AUF DER SUCHE NACH DEM GESUNDEN MENSCHENVERSTAND

Willkür beinhaltet eine gewisse Beliebigkeit. Wird diese Beliebigkeit nicht erkannt, kann dies zu unglaublichen Verzerrungen führen. Es entsteht der Eindruck, dass der gesunde Menschenverstand abhandengekommen ist.
Ein Beispiel: In den 70er-Jahren kam es zum bekannten „Pillenknick“ im süddeutschen Raum, es wurden deutlich weniger Kinder geboren. Gleichzeitig stellten Ornithologen fest, dass es im selben Raum weniger Storchenneste gibt. In der graphischen Darstellung verliefen die beiden Kurven praktisch parallel. Wenn deshalb geschlossen wird, dass der Storch die Kinder bringt – dann ist eben auch hier der gesunde Menschenverstand verloren gegangen.

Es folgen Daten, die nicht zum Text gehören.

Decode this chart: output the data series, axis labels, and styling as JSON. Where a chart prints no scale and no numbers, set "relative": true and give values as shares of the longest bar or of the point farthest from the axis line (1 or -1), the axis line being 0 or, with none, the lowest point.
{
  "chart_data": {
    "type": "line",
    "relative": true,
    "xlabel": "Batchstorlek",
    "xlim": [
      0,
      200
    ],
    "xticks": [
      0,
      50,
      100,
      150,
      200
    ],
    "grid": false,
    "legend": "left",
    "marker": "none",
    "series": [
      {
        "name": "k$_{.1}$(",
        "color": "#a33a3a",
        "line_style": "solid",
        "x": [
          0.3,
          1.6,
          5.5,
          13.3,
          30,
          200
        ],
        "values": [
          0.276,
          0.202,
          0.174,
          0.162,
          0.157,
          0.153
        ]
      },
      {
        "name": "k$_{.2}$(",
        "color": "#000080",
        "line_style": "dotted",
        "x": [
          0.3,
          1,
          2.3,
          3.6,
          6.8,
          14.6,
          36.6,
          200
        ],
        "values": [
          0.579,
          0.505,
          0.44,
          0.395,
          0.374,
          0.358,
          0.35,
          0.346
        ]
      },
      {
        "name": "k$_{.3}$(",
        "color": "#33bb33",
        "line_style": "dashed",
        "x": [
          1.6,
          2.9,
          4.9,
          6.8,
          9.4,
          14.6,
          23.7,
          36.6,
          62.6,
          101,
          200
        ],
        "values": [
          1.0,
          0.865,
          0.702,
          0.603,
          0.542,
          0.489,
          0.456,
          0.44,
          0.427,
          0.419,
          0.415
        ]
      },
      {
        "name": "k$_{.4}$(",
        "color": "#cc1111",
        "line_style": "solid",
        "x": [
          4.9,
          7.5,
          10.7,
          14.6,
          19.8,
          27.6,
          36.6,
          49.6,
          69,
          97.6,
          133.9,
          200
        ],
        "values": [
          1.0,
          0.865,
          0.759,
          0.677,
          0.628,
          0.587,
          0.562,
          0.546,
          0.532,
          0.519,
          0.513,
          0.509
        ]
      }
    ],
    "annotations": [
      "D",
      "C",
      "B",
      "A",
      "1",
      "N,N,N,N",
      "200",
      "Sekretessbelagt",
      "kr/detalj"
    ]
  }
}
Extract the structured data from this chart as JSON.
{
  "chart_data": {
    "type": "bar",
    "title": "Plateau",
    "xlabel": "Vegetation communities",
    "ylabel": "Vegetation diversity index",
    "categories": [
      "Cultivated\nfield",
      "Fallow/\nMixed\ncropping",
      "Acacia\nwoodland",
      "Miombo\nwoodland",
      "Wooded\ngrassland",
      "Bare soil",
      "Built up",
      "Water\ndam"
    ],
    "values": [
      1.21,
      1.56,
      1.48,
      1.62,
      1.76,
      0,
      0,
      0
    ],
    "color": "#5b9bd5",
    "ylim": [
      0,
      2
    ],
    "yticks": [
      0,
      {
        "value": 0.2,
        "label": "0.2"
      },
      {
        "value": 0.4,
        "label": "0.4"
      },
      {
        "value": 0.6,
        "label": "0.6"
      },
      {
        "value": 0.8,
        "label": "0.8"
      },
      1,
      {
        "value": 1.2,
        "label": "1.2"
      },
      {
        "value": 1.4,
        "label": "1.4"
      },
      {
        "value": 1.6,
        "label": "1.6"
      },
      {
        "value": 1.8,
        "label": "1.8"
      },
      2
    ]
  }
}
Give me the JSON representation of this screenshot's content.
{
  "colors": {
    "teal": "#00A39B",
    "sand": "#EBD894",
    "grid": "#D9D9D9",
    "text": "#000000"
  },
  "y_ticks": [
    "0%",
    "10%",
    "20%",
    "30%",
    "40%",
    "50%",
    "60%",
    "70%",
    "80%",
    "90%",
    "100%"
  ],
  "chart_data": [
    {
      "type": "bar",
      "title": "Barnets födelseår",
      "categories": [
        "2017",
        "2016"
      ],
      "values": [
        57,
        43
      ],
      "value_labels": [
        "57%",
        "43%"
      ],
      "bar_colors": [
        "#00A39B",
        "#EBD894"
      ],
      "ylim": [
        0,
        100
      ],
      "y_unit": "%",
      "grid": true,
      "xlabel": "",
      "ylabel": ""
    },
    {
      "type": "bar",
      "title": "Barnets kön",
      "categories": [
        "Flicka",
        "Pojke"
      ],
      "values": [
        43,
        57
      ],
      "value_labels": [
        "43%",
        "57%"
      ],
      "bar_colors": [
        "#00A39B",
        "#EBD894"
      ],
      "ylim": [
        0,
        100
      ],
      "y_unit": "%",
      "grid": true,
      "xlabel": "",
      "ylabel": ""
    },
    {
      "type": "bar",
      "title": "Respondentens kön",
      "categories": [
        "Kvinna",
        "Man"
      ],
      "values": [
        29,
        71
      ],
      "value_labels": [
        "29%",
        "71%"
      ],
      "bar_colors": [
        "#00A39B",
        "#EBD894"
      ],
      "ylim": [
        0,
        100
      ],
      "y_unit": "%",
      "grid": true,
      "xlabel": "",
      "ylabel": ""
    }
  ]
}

MANGELERSCHEINUNGEN KÖNNEN KORRIGIERT WERDEN

Gehen Sie einmal davon aus, dass die Evolution der Natur über die Milliardenjahre sinnvoll abgelaufen ist. Der Mensch hat deshalb keine Vitamindrüsen, weil er die lebenswichtigen Vitamine mit der Nahrung aufnimmt. Hingegen bildet der Mensch in verschiedenen Hormondrüsen seine für das Leben notwendigen Hormone selber, weil er diese Stoffe nicht von aussen in genügender Form mit der Nahrung aufnehmen kann. Fehlt nun im menschlichen Körper das Vitamin C (oder ist es nur ungenügend vorhanden), so entsteht eine definierte Mangelerscheinung oder ein Krankheitsbild, nämlich Skorbut. Kommt es im menschlichen Körper zu einer Unterfunktion irgendeiner Hormondrüse, so entsteht ein definiertes Mangelsyndrom oder eine Erkrankung aufgrund des Hormonmangels. Sowohl der Vitamin- als auch der Hormonmangel werden korrigiert, indem die fehlende Menge des entsprechenden Stoffes teilweise oder vollständig von aussen zugeführt wird. Dies führt nicht zu einer Überfunktion oder Übersteuerung.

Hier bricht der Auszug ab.